Scientists have developed a new method to examine the mirror images of several molecules that exist in nature.
A team of researchers from the Deutsches Elektronen-Synchrotron, Universität Hamburg and University College London has developed a technique to develop custom-made mirror molecules that will enable them to gain new insight into the inner workings of nature and pave the way for new materials and methods.
“For unknown reasons, life as we know it on Earth almost exclusively prefers left-handed proteins, while the genome is organized as the famous right-handed double helix,” Andrey Yachmenev, who lead this theoretical at the Center for Free-Electron Laser Science (CFEL), said in a statement. “For more than a century, researchers have been unravelling the secrets of this handedness in nature, which does not only affect the living world—mirror versions of certain molecules alter chemical reactions and change the behavior of materials.”
The handedness—also known as chirality—occurs naturally only in some types of molecules. For example, the right-handed version of caravone–C10H14O—gives caraway a distinct taste, while the left-handed version influences the taste of spearmint.
“However, it can be artificially induced in so-called symmetric-top molecules,” co-author Alec Owens from the Center for Ultrafast Imaging (CUI), said in a statement. “If these molecules are stirred fast enough, they lose their symmetry and form two mirror forms, depending on their sense of rotation.

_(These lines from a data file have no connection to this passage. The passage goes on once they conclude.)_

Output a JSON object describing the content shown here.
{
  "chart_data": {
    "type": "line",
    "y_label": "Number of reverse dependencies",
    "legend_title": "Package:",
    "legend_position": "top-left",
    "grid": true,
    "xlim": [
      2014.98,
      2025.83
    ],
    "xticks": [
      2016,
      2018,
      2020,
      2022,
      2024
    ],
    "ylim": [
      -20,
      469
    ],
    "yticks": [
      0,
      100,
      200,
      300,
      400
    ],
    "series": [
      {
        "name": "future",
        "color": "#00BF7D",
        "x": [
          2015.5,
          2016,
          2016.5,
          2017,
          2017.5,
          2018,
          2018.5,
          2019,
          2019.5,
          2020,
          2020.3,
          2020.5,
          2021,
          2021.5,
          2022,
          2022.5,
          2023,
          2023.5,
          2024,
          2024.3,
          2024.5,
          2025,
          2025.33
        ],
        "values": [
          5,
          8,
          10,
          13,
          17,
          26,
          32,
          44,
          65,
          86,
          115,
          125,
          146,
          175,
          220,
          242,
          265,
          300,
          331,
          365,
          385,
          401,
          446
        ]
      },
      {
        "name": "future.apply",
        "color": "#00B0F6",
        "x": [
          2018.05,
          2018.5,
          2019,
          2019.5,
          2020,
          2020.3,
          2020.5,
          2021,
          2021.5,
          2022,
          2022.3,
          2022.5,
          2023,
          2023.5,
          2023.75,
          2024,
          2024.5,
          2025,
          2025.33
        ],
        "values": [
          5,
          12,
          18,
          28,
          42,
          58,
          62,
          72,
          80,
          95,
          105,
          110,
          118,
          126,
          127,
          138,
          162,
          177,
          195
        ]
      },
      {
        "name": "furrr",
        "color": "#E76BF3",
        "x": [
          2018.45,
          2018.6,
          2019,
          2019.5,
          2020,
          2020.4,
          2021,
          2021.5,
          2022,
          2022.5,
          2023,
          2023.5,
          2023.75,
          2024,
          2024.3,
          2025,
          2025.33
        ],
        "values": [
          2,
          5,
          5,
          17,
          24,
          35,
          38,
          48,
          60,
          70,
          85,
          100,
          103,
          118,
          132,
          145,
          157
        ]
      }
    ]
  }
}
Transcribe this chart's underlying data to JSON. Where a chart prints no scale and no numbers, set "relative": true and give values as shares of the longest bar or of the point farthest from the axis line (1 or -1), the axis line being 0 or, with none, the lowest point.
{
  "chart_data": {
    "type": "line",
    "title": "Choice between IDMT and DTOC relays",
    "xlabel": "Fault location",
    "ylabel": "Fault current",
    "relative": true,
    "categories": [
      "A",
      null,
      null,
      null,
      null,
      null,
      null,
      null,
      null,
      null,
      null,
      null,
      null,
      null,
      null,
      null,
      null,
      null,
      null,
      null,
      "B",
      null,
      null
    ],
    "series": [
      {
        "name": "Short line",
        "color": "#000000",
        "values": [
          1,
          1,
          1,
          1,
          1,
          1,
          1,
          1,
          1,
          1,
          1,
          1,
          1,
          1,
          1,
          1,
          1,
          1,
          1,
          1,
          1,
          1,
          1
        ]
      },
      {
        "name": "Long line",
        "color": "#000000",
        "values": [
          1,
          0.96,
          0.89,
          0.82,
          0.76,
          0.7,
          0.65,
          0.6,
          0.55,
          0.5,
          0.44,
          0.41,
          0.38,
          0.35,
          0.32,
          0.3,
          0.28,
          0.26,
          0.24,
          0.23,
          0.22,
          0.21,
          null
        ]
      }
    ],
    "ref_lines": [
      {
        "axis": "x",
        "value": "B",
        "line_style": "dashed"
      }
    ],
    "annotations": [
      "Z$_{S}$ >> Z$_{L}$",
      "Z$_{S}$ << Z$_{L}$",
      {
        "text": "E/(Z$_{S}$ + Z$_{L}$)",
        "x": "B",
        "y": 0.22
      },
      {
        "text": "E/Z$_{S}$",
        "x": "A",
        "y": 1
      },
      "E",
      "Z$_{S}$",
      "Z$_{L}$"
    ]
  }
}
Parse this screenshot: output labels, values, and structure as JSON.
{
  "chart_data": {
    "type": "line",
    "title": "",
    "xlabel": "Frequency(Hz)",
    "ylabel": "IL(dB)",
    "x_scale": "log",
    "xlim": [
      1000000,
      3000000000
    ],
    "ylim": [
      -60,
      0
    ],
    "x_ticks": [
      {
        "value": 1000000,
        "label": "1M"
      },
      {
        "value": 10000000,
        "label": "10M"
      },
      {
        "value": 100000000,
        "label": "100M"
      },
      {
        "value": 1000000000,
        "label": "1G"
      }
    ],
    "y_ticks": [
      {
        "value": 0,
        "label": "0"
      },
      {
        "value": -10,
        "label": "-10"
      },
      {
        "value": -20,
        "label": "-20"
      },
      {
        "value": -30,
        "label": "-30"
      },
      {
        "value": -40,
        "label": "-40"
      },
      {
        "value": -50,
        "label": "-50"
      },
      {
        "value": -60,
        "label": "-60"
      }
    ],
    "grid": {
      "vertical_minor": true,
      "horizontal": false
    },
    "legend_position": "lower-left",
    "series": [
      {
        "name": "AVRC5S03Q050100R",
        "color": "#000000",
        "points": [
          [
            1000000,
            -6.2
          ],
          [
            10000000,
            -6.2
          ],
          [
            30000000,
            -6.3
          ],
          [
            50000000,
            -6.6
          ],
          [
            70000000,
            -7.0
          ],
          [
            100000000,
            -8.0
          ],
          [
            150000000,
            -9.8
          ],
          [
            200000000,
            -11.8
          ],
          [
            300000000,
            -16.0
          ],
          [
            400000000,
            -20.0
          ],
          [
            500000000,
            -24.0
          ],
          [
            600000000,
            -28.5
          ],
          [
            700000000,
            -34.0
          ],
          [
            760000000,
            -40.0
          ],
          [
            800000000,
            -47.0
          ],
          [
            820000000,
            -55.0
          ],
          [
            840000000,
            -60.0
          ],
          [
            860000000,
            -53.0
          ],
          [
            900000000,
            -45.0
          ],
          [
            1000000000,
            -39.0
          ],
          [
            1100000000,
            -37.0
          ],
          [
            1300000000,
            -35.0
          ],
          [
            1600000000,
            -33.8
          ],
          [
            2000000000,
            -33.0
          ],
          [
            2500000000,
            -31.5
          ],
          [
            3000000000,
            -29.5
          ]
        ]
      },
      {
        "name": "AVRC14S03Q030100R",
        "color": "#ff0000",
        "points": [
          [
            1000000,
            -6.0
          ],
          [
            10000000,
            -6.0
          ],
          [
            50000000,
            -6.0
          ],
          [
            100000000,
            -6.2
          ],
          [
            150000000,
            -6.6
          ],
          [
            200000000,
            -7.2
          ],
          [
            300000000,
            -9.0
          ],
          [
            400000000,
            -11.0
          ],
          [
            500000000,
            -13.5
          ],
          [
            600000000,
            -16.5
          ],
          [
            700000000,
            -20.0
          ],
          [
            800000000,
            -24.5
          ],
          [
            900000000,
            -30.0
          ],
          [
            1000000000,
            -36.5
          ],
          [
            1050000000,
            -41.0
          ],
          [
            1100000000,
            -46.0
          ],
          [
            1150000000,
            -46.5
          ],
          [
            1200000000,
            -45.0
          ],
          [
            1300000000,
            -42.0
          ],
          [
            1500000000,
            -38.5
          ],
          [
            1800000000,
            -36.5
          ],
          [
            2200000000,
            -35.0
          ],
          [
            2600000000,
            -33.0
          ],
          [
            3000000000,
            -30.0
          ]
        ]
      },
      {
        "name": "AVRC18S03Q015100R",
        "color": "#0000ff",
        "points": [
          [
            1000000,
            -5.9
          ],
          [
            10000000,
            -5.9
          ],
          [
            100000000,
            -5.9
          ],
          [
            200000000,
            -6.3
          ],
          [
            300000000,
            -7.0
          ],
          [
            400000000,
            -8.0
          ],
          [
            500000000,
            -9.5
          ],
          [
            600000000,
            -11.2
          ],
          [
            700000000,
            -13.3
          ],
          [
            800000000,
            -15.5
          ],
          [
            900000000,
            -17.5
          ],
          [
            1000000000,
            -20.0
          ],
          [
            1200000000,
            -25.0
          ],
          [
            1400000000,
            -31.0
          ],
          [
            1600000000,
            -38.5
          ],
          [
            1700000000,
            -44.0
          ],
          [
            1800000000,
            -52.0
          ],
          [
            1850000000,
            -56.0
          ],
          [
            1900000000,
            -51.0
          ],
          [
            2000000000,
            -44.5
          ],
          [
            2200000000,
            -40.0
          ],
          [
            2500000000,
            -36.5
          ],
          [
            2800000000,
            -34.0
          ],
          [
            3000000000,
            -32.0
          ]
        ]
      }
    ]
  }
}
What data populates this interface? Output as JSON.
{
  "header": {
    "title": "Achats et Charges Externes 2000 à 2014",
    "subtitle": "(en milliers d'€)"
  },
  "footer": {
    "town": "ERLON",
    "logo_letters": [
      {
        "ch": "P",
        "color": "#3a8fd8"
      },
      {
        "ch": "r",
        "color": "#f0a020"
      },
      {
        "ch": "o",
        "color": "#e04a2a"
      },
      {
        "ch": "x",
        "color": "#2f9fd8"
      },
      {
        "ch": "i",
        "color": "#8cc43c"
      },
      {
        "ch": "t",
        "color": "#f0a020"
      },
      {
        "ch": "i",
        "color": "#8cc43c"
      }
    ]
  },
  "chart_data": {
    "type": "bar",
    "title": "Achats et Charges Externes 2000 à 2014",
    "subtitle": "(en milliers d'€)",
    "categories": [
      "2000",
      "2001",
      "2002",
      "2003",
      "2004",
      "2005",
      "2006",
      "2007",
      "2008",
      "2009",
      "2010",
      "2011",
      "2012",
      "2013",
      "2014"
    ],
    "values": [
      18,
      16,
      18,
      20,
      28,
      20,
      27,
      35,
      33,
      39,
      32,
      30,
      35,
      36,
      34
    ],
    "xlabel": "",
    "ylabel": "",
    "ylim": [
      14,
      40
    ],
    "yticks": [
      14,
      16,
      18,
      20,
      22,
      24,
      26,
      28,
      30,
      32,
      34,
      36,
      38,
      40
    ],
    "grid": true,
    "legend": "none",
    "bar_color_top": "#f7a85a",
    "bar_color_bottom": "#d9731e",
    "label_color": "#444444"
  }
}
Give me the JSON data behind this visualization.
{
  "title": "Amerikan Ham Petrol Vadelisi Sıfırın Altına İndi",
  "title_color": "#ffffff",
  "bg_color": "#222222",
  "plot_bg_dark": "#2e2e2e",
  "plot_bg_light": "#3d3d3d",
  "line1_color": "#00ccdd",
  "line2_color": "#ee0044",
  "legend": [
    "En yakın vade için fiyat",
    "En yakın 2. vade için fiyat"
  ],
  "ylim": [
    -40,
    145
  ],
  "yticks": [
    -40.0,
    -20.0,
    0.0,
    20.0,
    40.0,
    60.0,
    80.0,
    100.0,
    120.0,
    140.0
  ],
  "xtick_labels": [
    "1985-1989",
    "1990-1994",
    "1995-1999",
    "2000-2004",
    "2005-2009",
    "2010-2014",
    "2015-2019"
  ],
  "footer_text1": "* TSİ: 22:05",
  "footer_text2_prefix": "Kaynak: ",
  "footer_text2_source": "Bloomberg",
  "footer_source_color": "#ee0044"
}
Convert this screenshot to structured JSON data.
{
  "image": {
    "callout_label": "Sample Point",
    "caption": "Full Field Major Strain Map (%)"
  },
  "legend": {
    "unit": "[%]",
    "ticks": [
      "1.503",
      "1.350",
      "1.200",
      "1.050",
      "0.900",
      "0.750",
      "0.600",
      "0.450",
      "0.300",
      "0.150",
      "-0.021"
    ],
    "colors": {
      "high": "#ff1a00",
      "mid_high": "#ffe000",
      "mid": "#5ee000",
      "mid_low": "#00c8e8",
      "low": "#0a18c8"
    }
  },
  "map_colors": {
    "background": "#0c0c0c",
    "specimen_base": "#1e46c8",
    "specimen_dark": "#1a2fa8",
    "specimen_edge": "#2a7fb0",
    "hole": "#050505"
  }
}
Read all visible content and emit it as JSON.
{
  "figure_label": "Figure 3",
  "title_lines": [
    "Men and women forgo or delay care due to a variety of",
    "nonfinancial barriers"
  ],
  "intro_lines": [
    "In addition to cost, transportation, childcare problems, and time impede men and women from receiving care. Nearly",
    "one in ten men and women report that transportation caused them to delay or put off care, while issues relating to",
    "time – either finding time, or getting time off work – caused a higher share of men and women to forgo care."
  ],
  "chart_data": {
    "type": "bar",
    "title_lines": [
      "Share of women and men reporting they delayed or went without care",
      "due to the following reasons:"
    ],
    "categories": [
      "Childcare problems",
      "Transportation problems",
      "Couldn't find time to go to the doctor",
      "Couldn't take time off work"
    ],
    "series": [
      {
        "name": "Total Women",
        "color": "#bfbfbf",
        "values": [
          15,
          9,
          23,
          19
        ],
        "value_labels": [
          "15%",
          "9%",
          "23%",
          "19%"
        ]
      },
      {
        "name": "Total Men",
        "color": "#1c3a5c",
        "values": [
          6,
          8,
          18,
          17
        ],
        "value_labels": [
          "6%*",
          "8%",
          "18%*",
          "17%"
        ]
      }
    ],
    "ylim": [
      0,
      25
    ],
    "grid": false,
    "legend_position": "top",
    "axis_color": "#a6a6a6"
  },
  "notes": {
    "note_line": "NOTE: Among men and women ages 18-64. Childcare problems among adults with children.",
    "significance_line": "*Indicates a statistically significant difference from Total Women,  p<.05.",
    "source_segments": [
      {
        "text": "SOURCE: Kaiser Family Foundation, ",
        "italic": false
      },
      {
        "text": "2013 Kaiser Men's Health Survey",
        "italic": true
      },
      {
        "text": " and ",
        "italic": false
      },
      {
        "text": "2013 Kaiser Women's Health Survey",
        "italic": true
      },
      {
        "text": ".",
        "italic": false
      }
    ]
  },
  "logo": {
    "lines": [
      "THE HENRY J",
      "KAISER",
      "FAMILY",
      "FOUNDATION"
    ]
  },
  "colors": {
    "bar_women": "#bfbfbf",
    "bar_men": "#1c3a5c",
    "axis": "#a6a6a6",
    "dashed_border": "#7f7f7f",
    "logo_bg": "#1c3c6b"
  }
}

“So far, very little is known about this phenomenon of rotationally-induced chirality, because hardly any schemes for its generation exist that can be followed experimentally,” he added.
The researchers computationally achieved rotationally induced chirality with realistic parameters in the lab using corkscrew-shaped laser pulses known as optical centrifuges. For example, phosphine’s (PH3) quantum-mechanical calculations show that at rotation rates of trillions of times per second, the phosphorous-hydrogen bond that the molecule rotates about becomes shorter than the other two of these bonds and depending on the sense of rotation, two chiral forms of phosphine emerge.
“Using a strong static electric field, the left-handed or right-handed version of the spinning phosphine can be selected,” Yachmenev said. “To still achieve the ultra-fast unidirectional rotation, the corkscrew-laser needs to be fine-tuned, but to realistic parameters.”
The new scheme could in principal work with other, heavier molecules, which would require weaker laser pulses and electric fields, but are too complex to be solved in the first stages of the current investigation. These heavier molecules are preferred for experiments over the highly toxic phosphine.
The researchers propose a technique to deliver tailor-made mirror molecules. Further examinations into their interactions with the environment could help explain the handedness in nature.
“Facilitating a deeper understanding of the phenomenon of handedness this way could also contribute to the development of chirality-based tailor-made molecules and materials, novel states of matter, and the potential utilization of rotationally-induced chirality in novel metamaterials or optical devices,” Jochen Küpper, a professor of physics and of chemistry at Universität Hamburg, said in a statement.
The study was published in Physical Review Letters.